De outra parte, os insultos - raça, etnia, classe econômica - aos imigrantes tornaram-se trivial na nação. Sob tal aspecto, a filósofa Hannah Arendt desenvolveu o conceito “Banalidade do Mal”, em que um evento corriqueiro e cotidiano não provoca a indignação dos indivíduos. Nessa lógica, a população, em não raros casos, quando presenciam agressões xenofóbicas são indiferentes à situação, não defendem direitos, e o tratam como algo comum e banal, o que representa grave mazela social. Assim, no Brasil, ainda persiste, como denunciado por Arendt, uma das maiores afrontas a um Estado Democrático de Direitos: a xenofobia.
É mister, portanto, que a xenofobia seja atenuada no Brasil. Para tanto, a escola - responsável pela formação cidadã - deve, por meio de workshops e palestras, veicular conteúdos capazes de desestimular o desrespeito aos imigrantes.
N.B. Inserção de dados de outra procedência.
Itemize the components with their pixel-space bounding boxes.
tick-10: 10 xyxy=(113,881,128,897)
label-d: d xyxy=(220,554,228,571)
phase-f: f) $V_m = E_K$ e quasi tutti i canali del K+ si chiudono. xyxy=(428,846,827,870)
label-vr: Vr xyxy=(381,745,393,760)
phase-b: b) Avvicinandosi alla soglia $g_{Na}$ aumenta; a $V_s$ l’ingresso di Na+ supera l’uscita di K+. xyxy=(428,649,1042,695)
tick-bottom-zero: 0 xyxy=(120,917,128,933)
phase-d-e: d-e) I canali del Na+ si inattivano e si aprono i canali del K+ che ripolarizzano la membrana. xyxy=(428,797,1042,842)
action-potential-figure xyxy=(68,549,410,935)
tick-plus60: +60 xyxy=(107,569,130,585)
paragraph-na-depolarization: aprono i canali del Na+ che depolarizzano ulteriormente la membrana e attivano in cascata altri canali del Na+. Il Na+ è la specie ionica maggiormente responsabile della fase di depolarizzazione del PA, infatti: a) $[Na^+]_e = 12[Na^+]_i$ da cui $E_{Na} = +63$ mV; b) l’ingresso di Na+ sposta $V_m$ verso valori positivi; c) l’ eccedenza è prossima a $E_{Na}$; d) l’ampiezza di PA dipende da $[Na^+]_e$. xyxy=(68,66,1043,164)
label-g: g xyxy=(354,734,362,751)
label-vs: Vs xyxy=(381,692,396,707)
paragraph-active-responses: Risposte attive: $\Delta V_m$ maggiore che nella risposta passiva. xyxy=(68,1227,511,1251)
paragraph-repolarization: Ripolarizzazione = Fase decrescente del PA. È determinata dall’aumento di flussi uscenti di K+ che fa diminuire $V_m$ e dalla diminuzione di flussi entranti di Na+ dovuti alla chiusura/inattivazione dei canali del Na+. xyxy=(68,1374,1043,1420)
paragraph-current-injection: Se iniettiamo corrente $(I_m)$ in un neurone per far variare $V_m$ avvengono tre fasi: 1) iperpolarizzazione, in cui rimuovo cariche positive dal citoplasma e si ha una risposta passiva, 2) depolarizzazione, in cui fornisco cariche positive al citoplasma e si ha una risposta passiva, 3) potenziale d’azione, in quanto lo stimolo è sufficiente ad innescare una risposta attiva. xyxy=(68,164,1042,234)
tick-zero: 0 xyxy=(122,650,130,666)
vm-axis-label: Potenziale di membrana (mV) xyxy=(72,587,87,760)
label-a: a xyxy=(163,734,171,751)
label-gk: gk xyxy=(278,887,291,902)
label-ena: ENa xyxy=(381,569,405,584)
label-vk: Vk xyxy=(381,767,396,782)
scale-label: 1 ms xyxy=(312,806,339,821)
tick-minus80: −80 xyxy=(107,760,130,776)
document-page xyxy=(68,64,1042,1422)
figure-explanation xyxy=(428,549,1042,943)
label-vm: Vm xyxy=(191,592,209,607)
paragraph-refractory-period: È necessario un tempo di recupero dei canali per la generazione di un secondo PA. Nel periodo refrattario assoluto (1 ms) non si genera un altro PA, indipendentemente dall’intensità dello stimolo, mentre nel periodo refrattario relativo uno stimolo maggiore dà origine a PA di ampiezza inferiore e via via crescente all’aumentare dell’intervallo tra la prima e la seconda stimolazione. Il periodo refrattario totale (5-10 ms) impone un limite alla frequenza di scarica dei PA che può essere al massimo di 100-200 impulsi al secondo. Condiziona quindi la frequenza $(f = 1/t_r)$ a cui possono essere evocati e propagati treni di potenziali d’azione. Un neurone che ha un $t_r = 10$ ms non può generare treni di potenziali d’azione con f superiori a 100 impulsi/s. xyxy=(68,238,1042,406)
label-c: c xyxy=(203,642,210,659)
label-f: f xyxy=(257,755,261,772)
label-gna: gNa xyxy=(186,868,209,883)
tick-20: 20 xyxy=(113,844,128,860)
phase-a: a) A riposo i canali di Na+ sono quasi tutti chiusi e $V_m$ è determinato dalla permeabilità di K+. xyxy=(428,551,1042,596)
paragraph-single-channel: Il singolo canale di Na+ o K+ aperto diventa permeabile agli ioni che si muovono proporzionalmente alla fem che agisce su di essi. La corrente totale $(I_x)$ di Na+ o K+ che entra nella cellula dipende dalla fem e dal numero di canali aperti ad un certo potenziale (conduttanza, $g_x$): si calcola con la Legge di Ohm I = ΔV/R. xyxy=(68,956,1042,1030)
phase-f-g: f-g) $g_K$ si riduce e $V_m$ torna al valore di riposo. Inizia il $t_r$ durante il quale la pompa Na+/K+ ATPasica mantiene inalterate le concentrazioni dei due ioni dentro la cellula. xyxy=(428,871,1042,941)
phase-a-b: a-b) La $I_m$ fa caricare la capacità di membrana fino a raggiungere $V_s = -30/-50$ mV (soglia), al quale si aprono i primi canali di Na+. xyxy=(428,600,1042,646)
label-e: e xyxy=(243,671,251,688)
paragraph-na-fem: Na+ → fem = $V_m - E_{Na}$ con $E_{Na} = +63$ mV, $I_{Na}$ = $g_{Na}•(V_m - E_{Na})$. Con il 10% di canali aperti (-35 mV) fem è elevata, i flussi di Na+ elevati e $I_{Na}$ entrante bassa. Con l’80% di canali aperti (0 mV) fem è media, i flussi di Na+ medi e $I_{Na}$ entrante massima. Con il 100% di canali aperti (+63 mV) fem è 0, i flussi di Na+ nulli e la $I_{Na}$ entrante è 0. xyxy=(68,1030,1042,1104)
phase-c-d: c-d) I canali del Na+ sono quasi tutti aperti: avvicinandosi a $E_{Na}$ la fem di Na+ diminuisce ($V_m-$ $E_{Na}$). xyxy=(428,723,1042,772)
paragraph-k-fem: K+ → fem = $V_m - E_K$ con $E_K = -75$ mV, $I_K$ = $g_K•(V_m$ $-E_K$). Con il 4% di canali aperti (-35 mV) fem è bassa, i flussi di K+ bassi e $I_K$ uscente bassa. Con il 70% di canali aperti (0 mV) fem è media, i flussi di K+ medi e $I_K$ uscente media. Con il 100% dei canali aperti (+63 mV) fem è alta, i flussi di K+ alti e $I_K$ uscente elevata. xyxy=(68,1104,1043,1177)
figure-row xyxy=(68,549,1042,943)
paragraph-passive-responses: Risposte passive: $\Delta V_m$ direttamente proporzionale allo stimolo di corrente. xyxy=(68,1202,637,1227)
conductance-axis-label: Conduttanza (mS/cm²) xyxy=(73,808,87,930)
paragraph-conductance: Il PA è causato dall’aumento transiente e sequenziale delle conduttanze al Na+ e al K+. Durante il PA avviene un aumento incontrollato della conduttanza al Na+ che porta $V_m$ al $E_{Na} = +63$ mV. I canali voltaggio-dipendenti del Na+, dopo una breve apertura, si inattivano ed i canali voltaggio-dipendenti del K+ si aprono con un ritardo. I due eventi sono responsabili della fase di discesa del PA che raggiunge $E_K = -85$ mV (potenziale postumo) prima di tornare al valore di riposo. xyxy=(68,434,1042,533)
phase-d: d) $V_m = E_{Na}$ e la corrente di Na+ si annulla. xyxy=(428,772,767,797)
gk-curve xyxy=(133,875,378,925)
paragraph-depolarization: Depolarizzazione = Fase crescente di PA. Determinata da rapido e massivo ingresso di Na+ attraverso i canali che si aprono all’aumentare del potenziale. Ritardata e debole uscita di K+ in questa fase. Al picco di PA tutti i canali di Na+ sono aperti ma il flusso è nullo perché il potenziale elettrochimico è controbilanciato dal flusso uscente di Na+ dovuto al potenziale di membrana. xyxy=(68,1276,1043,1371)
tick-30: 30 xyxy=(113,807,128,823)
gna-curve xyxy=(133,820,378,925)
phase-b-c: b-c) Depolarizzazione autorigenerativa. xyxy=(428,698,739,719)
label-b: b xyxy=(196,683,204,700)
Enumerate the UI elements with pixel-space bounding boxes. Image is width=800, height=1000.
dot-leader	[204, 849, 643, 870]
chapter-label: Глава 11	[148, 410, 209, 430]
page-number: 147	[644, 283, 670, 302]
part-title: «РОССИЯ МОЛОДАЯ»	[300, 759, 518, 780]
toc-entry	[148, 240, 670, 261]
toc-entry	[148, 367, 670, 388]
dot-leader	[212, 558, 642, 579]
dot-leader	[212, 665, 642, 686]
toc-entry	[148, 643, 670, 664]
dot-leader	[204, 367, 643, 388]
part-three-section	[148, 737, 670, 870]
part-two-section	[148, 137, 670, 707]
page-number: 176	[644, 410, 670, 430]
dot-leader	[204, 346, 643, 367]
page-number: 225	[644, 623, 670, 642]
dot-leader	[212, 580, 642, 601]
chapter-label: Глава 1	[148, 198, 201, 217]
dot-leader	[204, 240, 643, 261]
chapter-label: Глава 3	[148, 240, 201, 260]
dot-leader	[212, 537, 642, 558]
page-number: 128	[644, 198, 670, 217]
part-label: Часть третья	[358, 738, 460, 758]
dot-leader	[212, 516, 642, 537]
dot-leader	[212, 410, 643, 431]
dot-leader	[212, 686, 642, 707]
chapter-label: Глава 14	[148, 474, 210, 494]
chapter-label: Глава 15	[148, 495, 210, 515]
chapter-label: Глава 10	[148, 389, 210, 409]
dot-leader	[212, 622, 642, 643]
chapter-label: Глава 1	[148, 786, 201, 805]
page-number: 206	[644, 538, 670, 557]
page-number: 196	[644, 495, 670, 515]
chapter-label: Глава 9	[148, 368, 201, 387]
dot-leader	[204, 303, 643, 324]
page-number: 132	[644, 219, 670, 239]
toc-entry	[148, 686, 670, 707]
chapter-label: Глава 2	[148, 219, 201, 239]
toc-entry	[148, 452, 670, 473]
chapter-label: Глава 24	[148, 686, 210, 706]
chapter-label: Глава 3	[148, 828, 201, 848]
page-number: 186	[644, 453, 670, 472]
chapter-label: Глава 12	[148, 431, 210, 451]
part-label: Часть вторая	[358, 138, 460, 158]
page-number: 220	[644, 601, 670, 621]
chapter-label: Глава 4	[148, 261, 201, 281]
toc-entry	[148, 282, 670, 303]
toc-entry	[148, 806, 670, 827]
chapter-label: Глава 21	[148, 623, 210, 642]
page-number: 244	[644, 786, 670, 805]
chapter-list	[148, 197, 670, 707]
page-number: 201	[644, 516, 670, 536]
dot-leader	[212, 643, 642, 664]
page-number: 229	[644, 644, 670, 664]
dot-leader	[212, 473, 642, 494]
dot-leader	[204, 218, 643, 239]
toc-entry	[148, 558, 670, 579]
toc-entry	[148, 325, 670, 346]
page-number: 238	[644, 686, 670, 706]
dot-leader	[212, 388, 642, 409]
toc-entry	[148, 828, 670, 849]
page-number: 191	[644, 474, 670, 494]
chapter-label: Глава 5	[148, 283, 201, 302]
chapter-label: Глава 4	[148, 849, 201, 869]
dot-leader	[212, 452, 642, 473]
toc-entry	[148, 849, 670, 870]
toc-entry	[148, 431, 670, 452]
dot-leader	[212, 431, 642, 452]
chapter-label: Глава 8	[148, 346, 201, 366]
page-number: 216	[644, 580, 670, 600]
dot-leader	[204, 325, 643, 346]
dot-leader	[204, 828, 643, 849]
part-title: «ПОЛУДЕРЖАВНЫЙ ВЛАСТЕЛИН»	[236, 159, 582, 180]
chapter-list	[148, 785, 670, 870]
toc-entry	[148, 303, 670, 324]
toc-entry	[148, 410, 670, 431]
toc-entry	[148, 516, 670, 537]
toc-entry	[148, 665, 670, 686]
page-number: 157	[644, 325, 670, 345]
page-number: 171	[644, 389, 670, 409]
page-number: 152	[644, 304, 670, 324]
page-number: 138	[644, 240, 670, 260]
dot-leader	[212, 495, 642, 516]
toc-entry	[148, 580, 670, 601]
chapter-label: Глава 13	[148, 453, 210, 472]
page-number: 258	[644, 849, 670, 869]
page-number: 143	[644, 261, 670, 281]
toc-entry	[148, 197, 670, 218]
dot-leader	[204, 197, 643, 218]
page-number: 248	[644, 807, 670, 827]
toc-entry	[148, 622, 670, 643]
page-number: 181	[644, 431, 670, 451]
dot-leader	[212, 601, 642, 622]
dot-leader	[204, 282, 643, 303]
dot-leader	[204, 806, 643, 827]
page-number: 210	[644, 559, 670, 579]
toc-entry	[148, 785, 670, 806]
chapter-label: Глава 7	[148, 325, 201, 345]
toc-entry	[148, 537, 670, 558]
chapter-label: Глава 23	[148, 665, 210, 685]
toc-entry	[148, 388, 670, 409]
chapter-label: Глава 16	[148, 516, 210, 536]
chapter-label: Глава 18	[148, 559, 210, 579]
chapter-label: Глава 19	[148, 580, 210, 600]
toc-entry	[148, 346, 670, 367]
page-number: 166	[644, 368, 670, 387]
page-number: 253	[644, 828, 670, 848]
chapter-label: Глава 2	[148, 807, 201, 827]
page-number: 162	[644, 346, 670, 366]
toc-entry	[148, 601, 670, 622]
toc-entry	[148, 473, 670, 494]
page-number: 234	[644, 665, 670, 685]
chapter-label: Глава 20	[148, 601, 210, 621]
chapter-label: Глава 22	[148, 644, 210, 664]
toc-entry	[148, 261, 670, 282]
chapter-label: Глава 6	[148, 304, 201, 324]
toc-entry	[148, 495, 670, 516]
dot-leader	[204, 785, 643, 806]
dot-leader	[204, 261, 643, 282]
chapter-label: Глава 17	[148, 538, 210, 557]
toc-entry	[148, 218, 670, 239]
Essa iniciativa teria por objetivo prover nos ambientes escolares a elucidação e debate sobre essa temática, de forma que as crianças desenvolvam o respeito a dignidade da pessoa humana. Feito isso, os ataques xenofóbicos, que ocorre em contradição com a legislação brasileira, deixará de ser factual, como prevê o pacto, na nação verde e amarela.